MULTI-MILLION pound plans for a major natural gas facility on Portland would make the island a key gas supplier for the UK.

Portland Gas Storage Limited wants to create 14 underground chambers deep beneath Osprey Quay capable of storing 1,000 million cubic metres of natural gas.

If the ambitious scheme is approved it would serve all demand in Dorset, Poole and Bournemouth - and five per cent of the UK's total needs.

Portland Gas, led by MD Andrew Hindle, delivered six inter-related planning applications for the £350 million project back in March.

A separate application has gone to the Department for Business, Enterprise and Regulatory Reform for the construction of a new 23-mile gas pipeline.
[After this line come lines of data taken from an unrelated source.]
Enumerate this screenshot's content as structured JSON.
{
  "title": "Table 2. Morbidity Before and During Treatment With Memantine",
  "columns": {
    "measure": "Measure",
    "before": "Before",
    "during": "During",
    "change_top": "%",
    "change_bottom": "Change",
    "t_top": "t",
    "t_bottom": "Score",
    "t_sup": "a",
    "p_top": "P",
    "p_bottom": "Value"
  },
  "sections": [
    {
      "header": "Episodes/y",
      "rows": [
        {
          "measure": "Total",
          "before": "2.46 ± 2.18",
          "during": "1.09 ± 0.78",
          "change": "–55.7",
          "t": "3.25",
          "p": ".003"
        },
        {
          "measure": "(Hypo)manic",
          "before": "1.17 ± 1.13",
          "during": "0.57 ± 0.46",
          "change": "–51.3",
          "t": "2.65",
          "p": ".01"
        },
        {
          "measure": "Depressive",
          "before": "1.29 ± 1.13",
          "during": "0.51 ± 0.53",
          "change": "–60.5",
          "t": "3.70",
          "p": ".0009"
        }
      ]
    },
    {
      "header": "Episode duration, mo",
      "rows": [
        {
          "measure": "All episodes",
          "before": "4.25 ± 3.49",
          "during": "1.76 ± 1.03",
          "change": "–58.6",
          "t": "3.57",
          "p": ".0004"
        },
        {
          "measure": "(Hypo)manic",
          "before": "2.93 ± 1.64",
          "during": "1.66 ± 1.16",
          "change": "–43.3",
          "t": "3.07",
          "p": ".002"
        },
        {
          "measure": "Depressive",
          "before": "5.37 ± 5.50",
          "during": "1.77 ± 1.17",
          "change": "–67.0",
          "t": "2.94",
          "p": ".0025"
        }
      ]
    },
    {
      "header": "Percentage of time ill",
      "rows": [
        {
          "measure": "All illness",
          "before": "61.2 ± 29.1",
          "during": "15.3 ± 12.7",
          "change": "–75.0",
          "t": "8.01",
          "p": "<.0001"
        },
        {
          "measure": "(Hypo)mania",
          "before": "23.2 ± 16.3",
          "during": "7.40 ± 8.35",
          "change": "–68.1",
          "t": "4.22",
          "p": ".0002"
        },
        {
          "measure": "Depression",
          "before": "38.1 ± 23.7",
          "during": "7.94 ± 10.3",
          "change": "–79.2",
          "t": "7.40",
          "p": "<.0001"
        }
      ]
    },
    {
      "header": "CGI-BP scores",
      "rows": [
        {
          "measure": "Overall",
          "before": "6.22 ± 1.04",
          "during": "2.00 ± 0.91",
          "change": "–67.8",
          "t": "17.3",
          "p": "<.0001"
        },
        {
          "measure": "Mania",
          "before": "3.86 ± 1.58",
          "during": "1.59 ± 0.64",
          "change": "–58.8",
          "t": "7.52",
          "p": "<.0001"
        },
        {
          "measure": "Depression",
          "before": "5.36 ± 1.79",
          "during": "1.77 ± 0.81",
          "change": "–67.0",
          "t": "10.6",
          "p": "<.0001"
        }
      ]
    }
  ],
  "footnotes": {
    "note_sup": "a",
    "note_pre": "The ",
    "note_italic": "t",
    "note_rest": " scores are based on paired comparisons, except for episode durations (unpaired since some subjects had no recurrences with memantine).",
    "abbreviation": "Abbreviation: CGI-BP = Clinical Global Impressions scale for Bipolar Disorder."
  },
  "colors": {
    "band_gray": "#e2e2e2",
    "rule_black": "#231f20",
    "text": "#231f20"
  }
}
The pipeline would link the new Portland facility to the National Grid at Mappowder.

Portland Gas says storing gas - not importing it - is crucial to the future security of supply and keeping the price of gas stable.
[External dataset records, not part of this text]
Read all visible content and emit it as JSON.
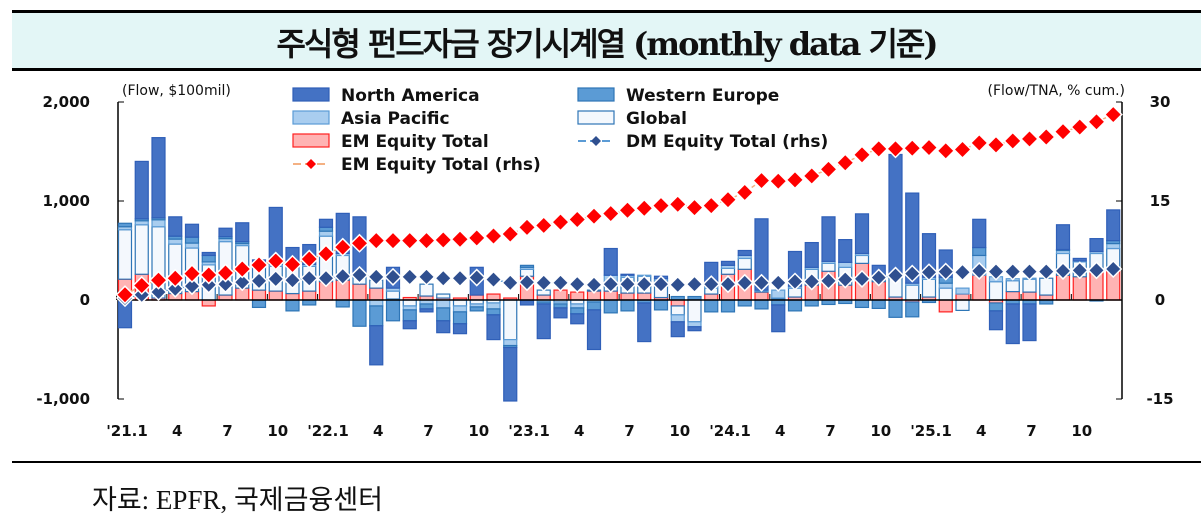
{
  "title": "주식형 펀드자금 장기시계열 (monthly data 기준)",
  "source": "자료: EPFR,  국제금융센터",
  "chart_data": {
    "type": "bar",
    "title": "주식형 펀드자금 장기시계열 (monthly data 기준)",
    "left_unit": "(Flow, $100mil)",
    "right_unit": "(Flow/TNA, % cum.)",
    "ylim": [
      -1000,
      2000
    ],
    "y_ticks": [
      2000,
      1000,
      0,
      -1000
    ],
    "y_tick_labels": [
      "2,000",
      "1,000",
      "0",
      "-1,000"
    ],
    "y2lim": [
      -15,
      30
    ],
    "y2_ticks": [
      30,
      15,
      0,
      -15
    ],
    "y2_tick_labels": [
      "30",
      "15",
      "0",
      "-15"
    ],
    "x_tick_labels": [
      "'21.1",
      "4",
      "7",
      "10",
      "'22.1",
      "4",
      "7",
      "10",
      "'23.1",
      "4",
      "7",
      "10",
      "'24.1",
      "4",
      "7",
      "10",
      "'25.1",
      "4",
      "7",
      "10"
    ],
    "months": 60,
    "legend_placement": "top",
    "colors": {
      "na": "#4472c4",
      "we": "#5b9bd5",
      "ap": "#a9cdef",
      "gl": "#f4f8fd",
      "em": "#ffb3b3",
      "em_line": "#ff0000",
      "dm_line": "#2f4f8f"
    },
    "series": [
      {
        "key": "na",
        "name": "North America",
        "type": "stacked-bar",
        "values": [
          -280,
          580,
          810,
          195,
          130,
          30,
          85,
          190,
          45,
          555,
          165,
          200,
          80,
          405,
          590,
          -395,
          210,
          -80,
          -30,
          -120,
          -100,
          280,
          -250,
          -540,
          -50,
          -350,
          -100,
          -100,
          -400,
          270,
          10,
          -390,
          25,
          -150,
          -40,
          240,
          40,
          50,
          720,
          -270,
          350,
          250,
          450,
          230,
          400,
          115,
          1220,
          910,
          440,
          275,
          0,
          285,
          -190,
          -400,
          -370,
          0,
          250,
          25,
          130,
          310
        ]
      },
      {
        "key": "we",
        "name": "Western Europe",
        "type": "stacked-bar",
        "values": [
          35,
          20,
          20,
          30,
          60,
          65,
          20,
          20,
          -75,
          20,
          -110,
          -50,
          40,
          -70,
          -265,
          -200,
          -210,
          -110,
          -50,
          -130,
          -120,
          -40,
          -60,
          -20,
          20,
          -20,
          -40,
          -60,
          -80,
          -130,
          -110,
          -30,
          -100,
          35,
          30,
          -120,
          -120,
          -60,
          -90,
          -50,
          -110,
          -60,
          -45,
          -35,
          -75,
          -85,
          -175,
          -150,
          -25,
          60,
          0,
          80,
          -80,
          -40,
          -40,
          -40,
          10,
          0,
          -10,
          30
        ]
      },
      {
        "key": "ap",
        "name": "Asia Pacific",
        "type": "stacked-bar",
        "values": [
          30,
          40,
          70,
          50,
          50,
          30,
          30,
          20,
          30,
          20,
          30,
          20,
          50,
          20,
          20,
          -60,
          30,
          -40,
          -40,
          -80,
          -60,
          -30,
          -60,
          -60,
          20,
          -20,
          -20,
          -40,
          -20,
          90,
          20,
          10,
          20,
          -70,
          -50,
          20,
          30,
          30,
          10,
          80,
          20,
          20,
          20,
          50,
          20,
          20,
          20,
          20,
          20,
          50,
          60,
          200,
          50,
          20,
          10,
          0,
          30,
          10,
          20,
          50
        ]
      },
      {
        "key": "gl",
        "name": "Global",
        "type": "stacked-bar",
        "values": [
          500,
          500,
          720,
          500,
          440,
          355,
          540,
          430,
          230,
          250,
          270,
          250,
          460,
          250,
          70,
          80,
          80,
          -60,
          120,
          40,
          -60,
          -40,
          -30,
          -400,
          70,
          50,
          -20,
          -40,
          10,
          70,
          160,
          170,
          170,
          -90,
          -220,
          60,
          60,
          110,
          10,
          10,
          90,
          160,
          80,
          180,
          80,
          30,
          200,
          150,
          180,
          120,
          -105,
          0,
          185,
          110,
          130,
          170,
          220,
          150,
          180,
          220
        ]
      },
      {
        "key": "em",
        "name": "EM Equity Total",
        "type": "stacked-bar",
        "values": [
          210,
          260,
          20,
          65,
          85,
          -60,
          50,
          120,
          100,
          90,
          65,
          90,
          185,
          200,
          160,
          120,
          10,
          25,
          40,
          20,
          20,
          50,
          60,
          20,
          240,
          50,
          100,
          80,
          90,
          90,
          70,
          70,
          25,
          -60,
          5,
          60,
          260,
          310,
          80,
          10,
          30,
          150,
          290,
          150,
          370,
          185,
          30,
          -20,
          30,
          -120,
          60,
          250,
          -30,
          85,
          80,
          50,
          250,
          235,
          290,
          300
        ]
      },
      {
        "key": "em_line",
        "name": "EM Equity Total (rhs)",
        "type": "line",
        "axis": "right",
        "values": [
          0.8,
          2.2,
          3.0,
          3.3,
          4.0,
          3.8,
          4.1,
          4.7,
          5.3,
          5.9,
          5.4,
          6.2,
          7.0,
          8.0,
          8.6,
          9.0,
          9.0,
          9.0,
          9.0,
          9.1,
          9.2,
          9.4,
          9.7,
          10.0,
          11.0,
          11.3,
          11.8,
          12.2,
          12.7,
          13.1,
          13.6,
          13.9,
          14.3,
          14.5,
          14.0,
          14.3,
          15.2,
          16.3,
          18.1,
          18.0,
          18.2,
          18.8,
          19.8,
          20.8,
          22.0,
          22.9,
          22.9,
          23.0,
          23.1,
          22.6,
          22.8,
          23.8,
          23.5,
          24.1,
          24.4,
          24.7,
          25.5,
          26.2,
          27.0,
          28.1
        ]
      },
      {
        "key": "dm_line",
        "name": "DM Equity Total (rhs)",
        "type": "line",
        "axis": "right",
        "values": [
          0.3,
          0.8,
          1.2,
          1.7,
          2.1,
          2.3,
          2.4,
          2.7,
          2.9,
          3.2,
          3.0,
          3.3,
          3.3,
          3.6,
          3.8,
          3.5,
          3.5,
          3.5,
          3.5,
          3.3,
          3.3,
          3.4,
          3.1,
          2.6,
          2.7,
          2.6,
          2.6,
          2.4,
          2.3,
          2.4,
          2.4,
          2.4,
          2.4,
          2.3,
          2.4,
          2.4,
          2.4,
          2.6,
          2.6,
          2.6,
          2.8,
          2.8,
          2.9,
          3.1,
          3.2,
          3.4,
          3.7,
          4.0,
          4.2,
          4.3,
          4.2,
          4.4,
          4.3,
          4.3,
          4.3,
          4.3,
          4.4,
          4.5,
          4.5,
          4.7
        ]
      }
    ]
  }
}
The UK is the world's third-largest consumer of gas after the USA and Russia but North Sea gas production - which for years has supplied our needs - is in rapid decline.

Gas is now regularly imported but it is feared relying on supplies from Norway, Russia and Algeria leaves the country vulnerable.

Mr Hindle, speaking when the initial planning applications were submitted, said: "It's in the national interest that we create more gas storage to ensure security of supply and lower bills for homes and businesses."

Currently the storage capacity in the UK is around four billion cubic metres - which would last just 14 days in the event of a supply disruption.

Portland Gas estimates that if all proposed gas storage projects do go ahead - including the Portland facility - that volume would increase to around 10bn cubic metres.

It says the new underground facility, if it gets the go-ahead, would supply five per cent of the United Kingdom's total gas demand.

The plans would serve all demand in Dorset, Poole and Bournemouth, 64 per cent of demand in Exeter and east Devon and 37 per cent of demand in Southampton and west Hampshire.

A 62-page report looking at the issue of need for the Portland development is going before Dorset County Council planners on Friday.

The package involves proposals in North Dorset, West Dorset and Weymouth and Portland but the district and borough councils have given the county council delegated authority to deal with them.

The huge storage caverns would be formed in salt beds in the Sherwood Sandstones by injecting seawater to dissolve the mineral salt.

Gas would be taken from Mappowder via the pipeline - including a five-mile offshore section across Weymouth bay - and stored on Portland and returned as required by users.

A proposal also exists for a separate brine pipeline to run alongside the main pipeline from Portland to West Stafford.

The 11-mile glass-reinforced plastic pipeline would carry a more diluted form of brine, providing a 'cushion' to maintain internal pressures. Other developments associated with the proposed facility include a brine wellsite in open farmland at West Stafford, temporary pipe storage areas at Mappowder and Broadmayne, and a block valve station at Osmington.

Storage in salt caverns is long established, with the first facilities becoming operational in the early 1960s and around 60 currently operational around the world.

County council planners are likely to need assurances the pipeline would not damage parts of the Heritage Coast and archaeological sites along the 23-mile route.